Celtic rope image

Researching Remembrance
by Theresa Breslin

Remembrance of the Great War is locked into emotions and senses; entwined with images and sounds, engendering feelings of helplessness, anger, humility, pride and terrible sadness.

The subject is an overwhelming one for a writer to address, and at first I thought to concentrate on one major character, a young boy, who runs away to join up. However, preliminary research immediately indicated that there was more than one story to tell.

There is a vast amount of material available to consult on World War 1. Literature of all kinds, film and sound archives, museums and websites. The literature alone has a staggering amount of detail, histories, personal and military, biographies, articles, letters, and newspaper files.

Library and archival staff were an invaluable help, from my local public library to the National War Museums in Edinburgh Castle and London.

Not only can they give you precise specialist information (the exact section of the Front Line held by a particular battalion at certain time) they are a fund of knowledge which stimulates the progress of the book - it being a case of sometimes not knowing what I was looking for until I found it.

To begin with I did initial background reading concentrating mainly on the books written by those who took part in the war e.g. Captain James C. Dunn, The War the Infantry Knew, the letters of the women who nursed the soldiers, and the poems of Owen, Rosenberg, Sassoon and others. By consulting military histories I began to choose key events and locations where I wanted to place my characters - Ypres, the first day of the Somme, the battle of Passchendaele etc. It then becomes necessary to consult war diaries, and, as REMEMBRANCE is set in the Borders, one of these was the Regimental history of the King's own Scottish Borderers.

Some specific sources were the Websites of the War Graves and the Imperial War Museum, general newspapers of the time, and specialist magazines. A useful article in The War Illustrated contained information about the war-time progress in medicine vis. treatment of typhoid tetanus new antiseptics. Information gleaned from this gave me the substance for a conversation between two of the main characters, Francis and Maggie, which then leads them to discuss the industrialisation of war. It is an example of how research provokes book content contributing to the storyline and character development.

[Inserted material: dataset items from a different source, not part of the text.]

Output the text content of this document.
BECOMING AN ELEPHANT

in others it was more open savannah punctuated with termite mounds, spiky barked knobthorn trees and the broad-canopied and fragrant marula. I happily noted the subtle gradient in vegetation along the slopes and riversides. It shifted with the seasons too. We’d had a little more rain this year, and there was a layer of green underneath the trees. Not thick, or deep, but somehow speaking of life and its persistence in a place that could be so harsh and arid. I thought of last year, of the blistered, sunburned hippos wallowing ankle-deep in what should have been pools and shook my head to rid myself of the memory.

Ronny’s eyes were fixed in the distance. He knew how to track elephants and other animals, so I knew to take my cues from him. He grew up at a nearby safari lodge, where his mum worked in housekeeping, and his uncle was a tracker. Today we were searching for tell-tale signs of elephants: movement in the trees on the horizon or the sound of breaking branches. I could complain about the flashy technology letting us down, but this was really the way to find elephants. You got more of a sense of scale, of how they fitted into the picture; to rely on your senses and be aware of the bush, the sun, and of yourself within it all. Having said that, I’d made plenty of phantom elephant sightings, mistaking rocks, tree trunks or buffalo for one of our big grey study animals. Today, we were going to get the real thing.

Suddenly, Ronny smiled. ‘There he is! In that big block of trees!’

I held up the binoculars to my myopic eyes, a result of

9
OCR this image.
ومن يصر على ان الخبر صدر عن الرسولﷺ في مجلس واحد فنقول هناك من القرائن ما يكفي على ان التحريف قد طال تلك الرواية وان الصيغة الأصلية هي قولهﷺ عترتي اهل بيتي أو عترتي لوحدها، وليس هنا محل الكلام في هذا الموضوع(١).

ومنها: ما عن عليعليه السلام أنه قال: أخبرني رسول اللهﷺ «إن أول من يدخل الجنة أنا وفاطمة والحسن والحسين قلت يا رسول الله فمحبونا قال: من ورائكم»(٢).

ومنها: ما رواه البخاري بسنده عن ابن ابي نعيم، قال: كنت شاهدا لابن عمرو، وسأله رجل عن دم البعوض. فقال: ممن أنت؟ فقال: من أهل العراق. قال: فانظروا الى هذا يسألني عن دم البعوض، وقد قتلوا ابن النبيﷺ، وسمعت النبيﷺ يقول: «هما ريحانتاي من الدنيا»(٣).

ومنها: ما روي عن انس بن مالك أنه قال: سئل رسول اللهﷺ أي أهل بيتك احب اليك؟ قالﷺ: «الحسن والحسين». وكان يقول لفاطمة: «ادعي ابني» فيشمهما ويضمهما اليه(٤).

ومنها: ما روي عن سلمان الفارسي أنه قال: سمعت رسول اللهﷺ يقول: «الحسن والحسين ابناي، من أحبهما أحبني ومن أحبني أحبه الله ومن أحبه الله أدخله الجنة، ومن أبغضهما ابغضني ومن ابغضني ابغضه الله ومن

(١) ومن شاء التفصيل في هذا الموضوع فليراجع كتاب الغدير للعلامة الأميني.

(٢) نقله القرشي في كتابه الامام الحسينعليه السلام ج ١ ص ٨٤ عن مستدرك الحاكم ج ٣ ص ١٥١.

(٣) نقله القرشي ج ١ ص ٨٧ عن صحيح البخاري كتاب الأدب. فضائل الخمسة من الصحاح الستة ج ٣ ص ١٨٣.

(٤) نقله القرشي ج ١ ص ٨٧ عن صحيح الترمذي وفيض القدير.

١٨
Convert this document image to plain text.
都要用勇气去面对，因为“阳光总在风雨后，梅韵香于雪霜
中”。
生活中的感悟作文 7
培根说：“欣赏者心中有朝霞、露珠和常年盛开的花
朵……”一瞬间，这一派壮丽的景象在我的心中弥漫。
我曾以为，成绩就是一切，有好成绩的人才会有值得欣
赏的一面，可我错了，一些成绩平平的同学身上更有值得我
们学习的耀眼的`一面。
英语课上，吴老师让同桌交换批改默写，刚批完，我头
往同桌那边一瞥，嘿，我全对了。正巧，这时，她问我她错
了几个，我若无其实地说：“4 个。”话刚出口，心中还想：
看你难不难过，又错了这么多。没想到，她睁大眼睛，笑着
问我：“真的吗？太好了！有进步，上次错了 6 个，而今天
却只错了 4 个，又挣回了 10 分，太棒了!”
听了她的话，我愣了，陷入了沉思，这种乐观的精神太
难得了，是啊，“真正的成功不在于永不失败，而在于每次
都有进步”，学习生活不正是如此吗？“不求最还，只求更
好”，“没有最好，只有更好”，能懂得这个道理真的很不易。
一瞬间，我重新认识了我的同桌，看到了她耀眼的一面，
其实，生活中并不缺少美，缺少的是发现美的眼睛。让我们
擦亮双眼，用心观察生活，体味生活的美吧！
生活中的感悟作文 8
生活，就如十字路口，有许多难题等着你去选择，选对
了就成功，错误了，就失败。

Reading through the newspapers is interesting… There was a report in the London Times which said that under Allied bombardment the enemy's barbed life "melted away" and said that life at the Front could be "frightfully trying" The huge amount of advertisements for domestic servants clearly shows the vast amount of girls who had left these positions to join munitions work and is a marker for social change. As the war went on and the need for men became desperate there appeared a significant report about the relaxation of recruitment rules regarding age and literacy.

Occasionally one has an unexpected "find" While on holiday in the south of France I came across some French magazines and journals with illustrations depicting America entering the war and liberation day Le Jour est arrive

I was privileged to be allowed to read through some family papers which contained letters from a young soldier who was killed on the Somme. From them I learned of the way that soldiers "coded" their mail to let their families know where they were. He mentions the lice, the rats, the primitive toilet conditions. These letters contain descriptions of daily life at the Front, display his pervading sense of duty, and show his loving feelings for his family. He ends what was to be his last letter to his mother with the words:

goodnight my Dear Mother…
Ever Yours Devoted

There were also his field cards, the telegram to let his family know that he was missing, the letter from his C.O. telling of his death, and the telegram of sympathy from the King and Queen. It was not until 1935 that his parents' enquiries were answered with information to locate his grave.

When researching the book I travelled through France and Belgium and saw schoolchildren from Britain and other European countries visiting the memorial sites which now occupy the land where the book is set. They push their poppies into the spaces between the stones of the Menin Gate and the little wooden crosses purchased in Ypres are crowded onto the grave of a young soldier age 15 - their age.
Near this boy's grave is the Yser Canal where the Canadian John McCrae wrote his poem In Flanders Fields.

In Flanders Fields the poppies blow
Between the crosses, row on row,
That mark our place;

And there were poppies, hundreds of them. My visit to the area was just after November 11th. Despite it being so late in the year, school educational trips were still taking place and it was poignant to witness our teenagers as they saw the ages of the young men who were killed.

Around Ypres there are preserved field dressing and casualty clearing stations embedded in the banks of the Yser Canal. These show the fitments for the steel doors where the stretcher-bearers sheltered during heavy bombardments.

There is the incredibly interesting Flanders Fields Museum in the Cloth hall at Ypres There is the breathtaking memorial arch at Thiepval which dominates the Somme countryside where the youth of a nation was squandered… and much, much more…

At this time of a new century I thought it was important to write this book. I wanted to show the many and complex aspects of war. The soldier who firmly believes he is doing his duty and is prepared to sacrifice his life to protect his family. The soldier, disillusioned, who feels his very soul is being corrupted by contact with militarism.

The girls who went to nurse, wanting to help the war effort or looking for adventure, and finding in some cases a self-fulfilment they never would have had if the war had not occurred. And… the terrible grief of those left behind.

The publication of REMEMBRANCE has been overtaken by world events. But perhaps now it is even more vital that we do remember.